The code allows you to limit the total number of branches evaluated to mitigate this looping hell. The output will always be a valid solution, but may not be the optimal solution.
Suppression functions available:
Simple suppression function without any additional bells and whistles.
This function accepts an input dataframe, alongside some basic arguments and outputs a suppressed dataframe. See ?mojSuppression::simple_suppression
for more details.
Example:
bme <- c(25, 1, 2, 10)
white <- c(10, 6, 10, 2)
other <- c(1, 5, 10, 10)
test <- c(5, 6, 1, 2)
test_df <- data.frame(bme = bme,
white = white,
other = other,
test = test)
# suppress only columns
mojSuppression::simple_suppression(
df = test_df,
where_to_suppress = c('col', 'row'),
cols_to_suppress = c("bme", "white", "other", "test"), # you can leave this blank if you wish to suppress all cols
row_nos_to_suppress = 1:nrow(test_df), # you can leave this blank if you wish to supp all rows
suppression_thres = 2,
suppression_output_value = "~"
)
# suppress both rows and columns
mojSuppression::simple_suppression(
df = test_df,
where_to_suppress = c('col', 'row'),
cols_to_suppress = c("bme", "white", "other", "test"), # you can leave this blank if you wish to suppress all cols
row_nos_to_suppress = 1:nrow(test_df), # you can leave this blank if you wish to supp all rows
suppression_thres = 2,
suppression_output_value = "~"
)
This function simply extends the single group suppression functions, allowing the user to suppress across multiple groups simultaneously.

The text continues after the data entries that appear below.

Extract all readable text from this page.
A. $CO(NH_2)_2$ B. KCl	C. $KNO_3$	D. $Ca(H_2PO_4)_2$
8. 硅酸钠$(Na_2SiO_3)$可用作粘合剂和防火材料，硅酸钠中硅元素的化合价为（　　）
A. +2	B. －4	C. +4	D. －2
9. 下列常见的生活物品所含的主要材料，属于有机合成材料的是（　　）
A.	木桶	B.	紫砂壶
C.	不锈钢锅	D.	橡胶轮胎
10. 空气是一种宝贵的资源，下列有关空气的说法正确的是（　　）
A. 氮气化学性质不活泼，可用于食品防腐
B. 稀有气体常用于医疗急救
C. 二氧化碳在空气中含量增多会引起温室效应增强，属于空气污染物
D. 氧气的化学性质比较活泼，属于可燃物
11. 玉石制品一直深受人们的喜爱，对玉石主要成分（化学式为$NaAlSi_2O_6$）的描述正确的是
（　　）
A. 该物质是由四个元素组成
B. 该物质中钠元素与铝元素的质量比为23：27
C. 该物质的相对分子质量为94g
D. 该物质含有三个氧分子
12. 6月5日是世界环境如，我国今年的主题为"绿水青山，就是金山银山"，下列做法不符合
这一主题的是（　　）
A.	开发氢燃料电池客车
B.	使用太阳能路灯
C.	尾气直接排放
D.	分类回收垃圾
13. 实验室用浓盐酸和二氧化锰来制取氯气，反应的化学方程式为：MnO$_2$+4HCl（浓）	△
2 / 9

So, say you had a dataframe that looked like this:
Here, we'd like LONDON
and WALES
to be suppressed independently of one another.
That is, secondary suppression should be applied to both LONDON
and WALES
, as opposed to the dataframe as a whole.
The suppress_tidy_data
function resolves this issue by breaking the dataframe up into individual parts and then performing suppression across each section.
In code, this looks like:
# Create df
location <- c("LONDON", "LONDON", "LONDON", "LONDON", "LONDON", "WALES", "WALES", "WALES", "WALES")
col1 <- c(1, 75, 1, 5, 1, 6, 55, 1, 12)
new_table <- dplyr::tibble(location = location,
headcount = col1)
# apply tidy suppression
mojSuppression::suppress_tidy_data(
df=new_table,
groups_to_suppress_across = c("location"), # this can be more than one column
where_to_suppress="col",
suppression_thres = 2
)